And Justice for All? The individual determinants of access to justice: evidence from population-wide data
23/04/2026
Diogo Britto, INSPIRE Faculty Affiliate and CLEAN Director, has obtained funding from the Italian Science Fund (FIS) for a project which analyses the individual determinants of access to justice using population-wide data.
Justice is a fundamental institution promoting rule of law which is crucial for socioeconomic development. However, the presence of a formal judicial system does not necessarily guarantee broad and equitable access to justice. A major barrier to advancing our understanding about access to courts has been data availability. We lack large-scale administrative datasets linking court cases to detailed individual-level information on the population of potential users and on
the events driving the individual needs to use courts.
This proposal will leverage such data for entire Brazil along with state-or-art methods for causal inference to advance our understanding about access to courts.
Project 1 will investigate the causal effects of individual income on the probability that individuals file and win lawsuits – does money buy justice?
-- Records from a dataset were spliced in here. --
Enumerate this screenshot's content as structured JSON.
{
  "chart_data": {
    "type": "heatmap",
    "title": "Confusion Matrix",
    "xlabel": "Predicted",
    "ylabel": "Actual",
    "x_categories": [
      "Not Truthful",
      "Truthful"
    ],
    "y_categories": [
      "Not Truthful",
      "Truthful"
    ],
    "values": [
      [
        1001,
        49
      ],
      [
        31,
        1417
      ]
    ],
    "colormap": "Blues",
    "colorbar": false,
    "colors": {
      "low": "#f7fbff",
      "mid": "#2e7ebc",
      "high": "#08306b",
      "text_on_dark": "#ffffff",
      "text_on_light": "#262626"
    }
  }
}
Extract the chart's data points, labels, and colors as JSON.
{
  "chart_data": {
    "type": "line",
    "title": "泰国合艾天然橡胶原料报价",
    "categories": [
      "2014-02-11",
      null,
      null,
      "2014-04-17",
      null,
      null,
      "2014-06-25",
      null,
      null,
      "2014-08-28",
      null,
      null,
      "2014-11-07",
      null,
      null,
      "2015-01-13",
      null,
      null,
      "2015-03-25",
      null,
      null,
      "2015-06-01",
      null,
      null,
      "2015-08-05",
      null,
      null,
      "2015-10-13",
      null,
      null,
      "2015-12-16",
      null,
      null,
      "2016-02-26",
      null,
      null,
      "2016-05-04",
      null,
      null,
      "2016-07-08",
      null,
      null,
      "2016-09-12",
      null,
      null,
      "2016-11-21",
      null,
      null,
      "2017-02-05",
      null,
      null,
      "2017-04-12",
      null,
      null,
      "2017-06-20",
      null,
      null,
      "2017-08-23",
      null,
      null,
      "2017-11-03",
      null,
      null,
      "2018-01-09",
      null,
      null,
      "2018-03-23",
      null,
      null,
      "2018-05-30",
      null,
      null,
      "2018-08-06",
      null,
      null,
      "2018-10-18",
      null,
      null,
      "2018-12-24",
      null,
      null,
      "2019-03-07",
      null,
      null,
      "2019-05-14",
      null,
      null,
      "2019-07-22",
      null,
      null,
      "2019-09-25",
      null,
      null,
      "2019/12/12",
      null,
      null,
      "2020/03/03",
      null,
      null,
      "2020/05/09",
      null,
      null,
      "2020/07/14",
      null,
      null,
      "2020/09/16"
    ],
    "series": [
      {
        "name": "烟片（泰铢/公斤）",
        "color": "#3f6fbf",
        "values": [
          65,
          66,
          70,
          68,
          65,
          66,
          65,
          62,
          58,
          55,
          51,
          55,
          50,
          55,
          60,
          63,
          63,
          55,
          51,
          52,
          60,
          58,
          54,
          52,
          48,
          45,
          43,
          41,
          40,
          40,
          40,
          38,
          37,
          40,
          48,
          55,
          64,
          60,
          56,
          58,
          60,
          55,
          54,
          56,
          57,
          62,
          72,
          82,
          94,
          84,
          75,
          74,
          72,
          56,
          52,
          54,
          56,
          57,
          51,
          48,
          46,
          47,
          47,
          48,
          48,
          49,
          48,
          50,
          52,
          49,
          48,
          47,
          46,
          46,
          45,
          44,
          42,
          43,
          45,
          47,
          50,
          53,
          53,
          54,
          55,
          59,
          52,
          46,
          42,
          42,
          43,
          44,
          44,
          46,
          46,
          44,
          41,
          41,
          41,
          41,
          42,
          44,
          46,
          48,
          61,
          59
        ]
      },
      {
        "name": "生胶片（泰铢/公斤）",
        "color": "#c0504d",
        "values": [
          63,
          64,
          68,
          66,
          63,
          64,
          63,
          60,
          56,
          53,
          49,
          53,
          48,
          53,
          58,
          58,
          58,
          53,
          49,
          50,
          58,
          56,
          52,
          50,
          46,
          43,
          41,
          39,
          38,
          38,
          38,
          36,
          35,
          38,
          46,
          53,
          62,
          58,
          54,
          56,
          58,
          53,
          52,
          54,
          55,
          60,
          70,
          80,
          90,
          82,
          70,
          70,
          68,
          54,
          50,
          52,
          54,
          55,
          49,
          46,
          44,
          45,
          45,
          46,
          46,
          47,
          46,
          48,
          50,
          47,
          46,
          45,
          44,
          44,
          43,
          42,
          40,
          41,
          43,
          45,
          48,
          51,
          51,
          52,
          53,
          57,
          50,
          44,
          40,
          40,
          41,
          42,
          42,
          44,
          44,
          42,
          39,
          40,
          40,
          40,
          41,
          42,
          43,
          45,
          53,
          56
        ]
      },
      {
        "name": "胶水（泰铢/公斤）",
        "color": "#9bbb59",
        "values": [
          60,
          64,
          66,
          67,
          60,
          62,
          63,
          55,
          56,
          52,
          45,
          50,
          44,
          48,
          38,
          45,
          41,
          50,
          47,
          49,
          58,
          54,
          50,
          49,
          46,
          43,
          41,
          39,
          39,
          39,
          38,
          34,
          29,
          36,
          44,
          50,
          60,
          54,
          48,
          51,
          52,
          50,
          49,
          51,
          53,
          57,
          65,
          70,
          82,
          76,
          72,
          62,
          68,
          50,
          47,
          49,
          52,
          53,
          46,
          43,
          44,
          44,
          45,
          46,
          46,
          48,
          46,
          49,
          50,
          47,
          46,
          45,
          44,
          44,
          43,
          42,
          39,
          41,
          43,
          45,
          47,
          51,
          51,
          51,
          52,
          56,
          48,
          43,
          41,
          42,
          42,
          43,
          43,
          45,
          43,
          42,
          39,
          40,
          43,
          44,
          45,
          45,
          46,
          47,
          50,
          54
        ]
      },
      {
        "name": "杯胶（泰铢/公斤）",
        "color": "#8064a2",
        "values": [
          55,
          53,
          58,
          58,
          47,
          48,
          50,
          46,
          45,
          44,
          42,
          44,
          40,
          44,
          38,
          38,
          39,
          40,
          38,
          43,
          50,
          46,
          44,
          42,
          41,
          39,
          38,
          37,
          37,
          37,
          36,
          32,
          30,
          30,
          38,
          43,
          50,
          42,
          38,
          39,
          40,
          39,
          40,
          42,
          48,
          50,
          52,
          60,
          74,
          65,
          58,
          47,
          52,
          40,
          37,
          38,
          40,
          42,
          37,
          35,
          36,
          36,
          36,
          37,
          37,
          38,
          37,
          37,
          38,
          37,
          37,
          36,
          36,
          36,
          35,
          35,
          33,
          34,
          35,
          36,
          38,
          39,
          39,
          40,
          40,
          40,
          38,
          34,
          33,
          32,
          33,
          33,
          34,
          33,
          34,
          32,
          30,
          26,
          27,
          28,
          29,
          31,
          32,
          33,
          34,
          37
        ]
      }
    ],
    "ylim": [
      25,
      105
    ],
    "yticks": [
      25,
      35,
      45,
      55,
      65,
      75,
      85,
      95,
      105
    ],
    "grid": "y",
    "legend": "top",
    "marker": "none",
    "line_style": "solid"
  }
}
This will be the first study to provide systematic, large-scale causal evidence on this question, which relates to important fairness and efficiency issues.
Project 2 will study a major reform changing litigation costs in labor justice, investigating how it affected access to justice by different groups. We have limited evidence on the impacts of these costs on who accesses the justice system, for what reasons, and with what outcome, and thus limited evidence on how litigation costs affect equal access to justice.
Project 3 will provide novel evidence about the influence of personal connections on judicial decisions. Evidence
on this issue has been extremely limited. The results will also be relevant for the design of recusal rules defining when judges should be disqualified from cases.
Project 4 will investigate how positive experience in courts affects future plaintiff’s behavior, leveraging the random assignment of judges to cases. It will provide evidence on the benefits of promoting broader access to justice.